Katrina Tweedie finds her sea legs on a floating museum on the Clyde

For a teacher, a wet and windy day on a boat may not seem an ideal venue for a class visit. But the stormier the better at the Tall Ship in Glasgow, to convey to youngsters that the now static vessel was once a vast ship rolling through the sea.

More than 1,200 pupils visited the "Glenlee", moored on the Clyde, in the first six months of this year, and while the heavens don't open every time, staff at the floating museum strive to give pupils a realistic taste of life on board one of the world's few remaining grand ships.

Built on the Clyde in 1896, the "Glenlee" was typical of the period, cheap to run, with simple rigging, and fantastically dangerous. These were the ships that Joseph Conrad wrote about in Twixt Land and Sea and Within the Tides.

For children visiting today it is a unique opportunity to understand another era, in a ship that has adapted in a changing world of technology, surviving two world wars, several hurricanes, and in her later years, the scrapyard.

The "Glenlee" circumnavigated the world four times as a cargo ship before she was sold to the Spanish navy in 1922, and turned into a training ship with her crew expanding from 24 to 300.

After almost a century of service, the abandoned hulk was bought by the Clyde Maritime Trust and restored to her former glory as a fully-rigged 19th-century ship.

Two tours are available - general or Victorian-themed - and up to three classes visit every week. A restored pump house on the waterside hosts a visitor centre, shop and cafe, and is where groups watch an evocative three-minute black and white video clip taken with a wind-up camera from a mast in treacherous seas.

"Our biggest challenge is trying to convey the idea of the ship moving around on water and being quite a scary place to be," says Jenny Mercer, the museum officer. "Being on a moving ship is completely out of the normal experience for most children, so we really try to get the idea across that the ship would come alive when she left port."

The video was introduced to put this across and is a short diversion for young visitors who are itching to get on board. "We decided not to have workshops because the kids have come to see the ship and it is better they get to spend as much time on board as possible," adds Jenny.

The 18 full-time staff and 25 volunteers, who are mostly retired from the shipyards, make visits as hands-on as possible to make up for the fact that the ship doesn't sail. "Our advantage over other museums is the environment. The contrast between the open main deck and the cargo hold is quite striking for kids."

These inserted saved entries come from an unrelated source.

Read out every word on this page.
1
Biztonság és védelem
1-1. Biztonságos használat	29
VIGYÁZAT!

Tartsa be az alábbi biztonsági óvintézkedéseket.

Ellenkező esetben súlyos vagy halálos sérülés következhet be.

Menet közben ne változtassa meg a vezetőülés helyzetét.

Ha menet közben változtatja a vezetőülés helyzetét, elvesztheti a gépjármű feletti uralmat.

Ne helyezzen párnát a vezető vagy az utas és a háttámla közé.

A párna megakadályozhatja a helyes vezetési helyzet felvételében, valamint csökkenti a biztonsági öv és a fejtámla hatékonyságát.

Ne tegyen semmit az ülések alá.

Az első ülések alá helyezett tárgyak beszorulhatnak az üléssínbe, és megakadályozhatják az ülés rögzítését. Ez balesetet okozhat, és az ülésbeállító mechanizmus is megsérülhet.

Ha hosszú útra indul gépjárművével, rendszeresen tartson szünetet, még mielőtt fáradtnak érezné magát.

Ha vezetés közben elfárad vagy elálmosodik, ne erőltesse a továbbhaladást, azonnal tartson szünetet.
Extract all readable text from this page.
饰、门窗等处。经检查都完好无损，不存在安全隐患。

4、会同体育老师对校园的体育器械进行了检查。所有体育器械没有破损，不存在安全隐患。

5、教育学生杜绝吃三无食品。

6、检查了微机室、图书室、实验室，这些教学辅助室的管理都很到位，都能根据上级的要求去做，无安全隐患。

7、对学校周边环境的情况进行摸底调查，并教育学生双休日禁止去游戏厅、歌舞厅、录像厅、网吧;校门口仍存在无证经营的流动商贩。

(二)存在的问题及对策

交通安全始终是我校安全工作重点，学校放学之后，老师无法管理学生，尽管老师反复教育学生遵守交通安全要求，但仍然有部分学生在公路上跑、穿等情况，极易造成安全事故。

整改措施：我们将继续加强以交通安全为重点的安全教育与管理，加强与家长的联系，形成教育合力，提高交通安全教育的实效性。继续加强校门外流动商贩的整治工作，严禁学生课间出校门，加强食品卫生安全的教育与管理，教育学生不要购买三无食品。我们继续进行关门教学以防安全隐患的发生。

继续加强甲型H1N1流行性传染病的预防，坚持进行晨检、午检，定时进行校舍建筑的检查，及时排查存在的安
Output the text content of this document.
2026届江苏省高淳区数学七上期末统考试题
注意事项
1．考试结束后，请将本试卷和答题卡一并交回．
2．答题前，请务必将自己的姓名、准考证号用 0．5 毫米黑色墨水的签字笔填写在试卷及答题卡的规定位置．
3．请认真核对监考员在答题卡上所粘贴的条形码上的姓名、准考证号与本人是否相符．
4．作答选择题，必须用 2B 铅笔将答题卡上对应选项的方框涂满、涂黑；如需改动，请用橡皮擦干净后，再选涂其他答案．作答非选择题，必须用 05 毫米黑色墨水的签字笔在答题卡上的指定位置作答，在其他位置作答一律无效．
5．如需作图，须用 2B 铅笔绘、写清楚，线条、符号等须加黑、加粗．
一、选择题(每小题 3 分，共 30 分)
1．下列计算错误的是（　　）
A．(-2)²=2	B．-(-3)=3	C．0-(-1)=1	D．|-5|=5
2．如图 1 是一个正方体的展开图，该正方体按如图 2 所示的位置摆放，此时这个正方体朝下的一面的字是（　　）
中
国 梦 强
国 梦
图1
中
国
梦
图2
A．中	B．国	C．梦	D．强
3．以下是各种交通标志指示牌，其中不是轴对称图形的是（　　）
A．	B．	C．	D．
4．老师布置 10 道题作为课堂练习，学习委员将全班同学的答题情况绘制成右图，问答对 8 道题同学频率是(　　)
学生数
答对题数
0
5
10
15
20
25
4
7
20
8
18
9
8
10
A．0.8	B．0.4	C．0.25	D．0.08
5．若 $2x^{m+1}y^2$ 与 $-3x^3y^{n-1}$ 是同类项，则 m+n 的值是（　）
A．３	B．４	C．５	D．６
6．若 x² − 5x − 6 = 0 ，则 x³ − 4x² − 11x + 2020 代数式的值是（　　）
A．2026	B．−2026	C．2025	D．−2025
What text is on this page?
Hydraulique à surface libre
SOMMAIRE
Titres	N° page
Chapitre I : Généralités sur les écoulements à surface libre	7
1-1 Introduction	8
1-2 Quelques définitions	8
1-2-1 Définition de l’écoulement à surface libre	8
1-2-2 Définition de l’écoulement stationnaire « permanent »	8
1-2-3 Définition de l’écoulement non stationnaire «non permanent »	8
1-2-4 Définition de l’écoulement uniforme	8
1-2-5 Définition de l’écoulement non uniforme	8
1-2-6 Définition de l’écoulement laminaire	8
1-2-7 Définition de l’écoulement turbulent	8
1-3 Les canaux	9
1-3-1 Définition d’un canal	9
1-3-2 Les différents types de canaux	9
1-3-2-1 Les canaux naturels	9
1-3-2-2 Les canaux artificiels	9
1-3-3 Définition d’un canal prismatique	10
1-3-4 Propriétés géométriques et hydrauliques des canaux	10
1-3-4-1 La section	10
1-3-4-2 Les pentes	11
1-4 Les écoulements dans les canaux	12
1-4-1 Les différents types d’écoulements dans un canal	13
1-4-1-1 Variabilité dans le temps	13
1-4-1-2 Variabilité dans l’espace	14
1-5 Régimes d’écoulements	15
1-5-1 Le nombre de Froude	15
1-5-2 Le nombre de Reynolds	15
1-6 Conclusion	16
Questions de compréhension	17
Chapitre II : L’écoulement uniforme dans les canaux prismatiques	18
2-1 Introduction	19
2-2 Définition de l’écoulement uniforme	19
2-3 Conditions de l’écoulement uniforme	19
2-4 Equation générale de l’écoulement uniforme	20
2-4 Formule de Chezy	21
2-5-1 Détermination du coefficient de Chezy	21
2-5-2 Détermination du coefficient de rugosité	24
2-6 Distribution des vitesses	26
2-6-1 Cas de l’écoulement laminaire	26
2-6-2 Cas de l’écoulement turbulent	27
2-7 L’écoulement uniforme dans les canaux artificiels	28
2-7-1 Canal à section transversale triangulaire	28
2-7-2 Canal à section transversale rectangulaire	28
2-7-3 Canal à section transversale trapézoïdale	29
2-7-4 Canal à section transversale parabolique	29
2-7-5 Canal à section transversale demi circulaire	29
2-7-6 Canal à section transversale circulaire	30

Children love ringing the bell, turning the wheel, exploring the deck-house, maps and navigation equipment or going below deck which retains the musty century-old smells of cargo such as coal and grain, although thankfully not the guano used for fertiliser. Guides are careful to balance the tours, which normally last an hour and a quarter, with quieter times.

Classes of up to 50 can be catered for, but have to be split into groups, and charges apply to cover staffing costs, although for two months of the year entry is free. Smaller groups are better, says Jenny: "They can walk round, and it's more like a conversation than a classroom situation."

The ship is an all-weather venue, with classes simply spending more time below deck when it rains or in the 'tween-deck aft that can accommodate up to 40 children for lunch.

As a late Victorian ship, the "Glenlee" is popular with classes covering that era but the schools covering pirates, explorers and transport can tie a trip into the curriculum. The staff are happy to speak to schools to find out what they have been covering in class and if there are specific topics they can link to.

Says Jenny: "We don't want kids going away from here thinking this is a pirate ship so we need to get the balance right."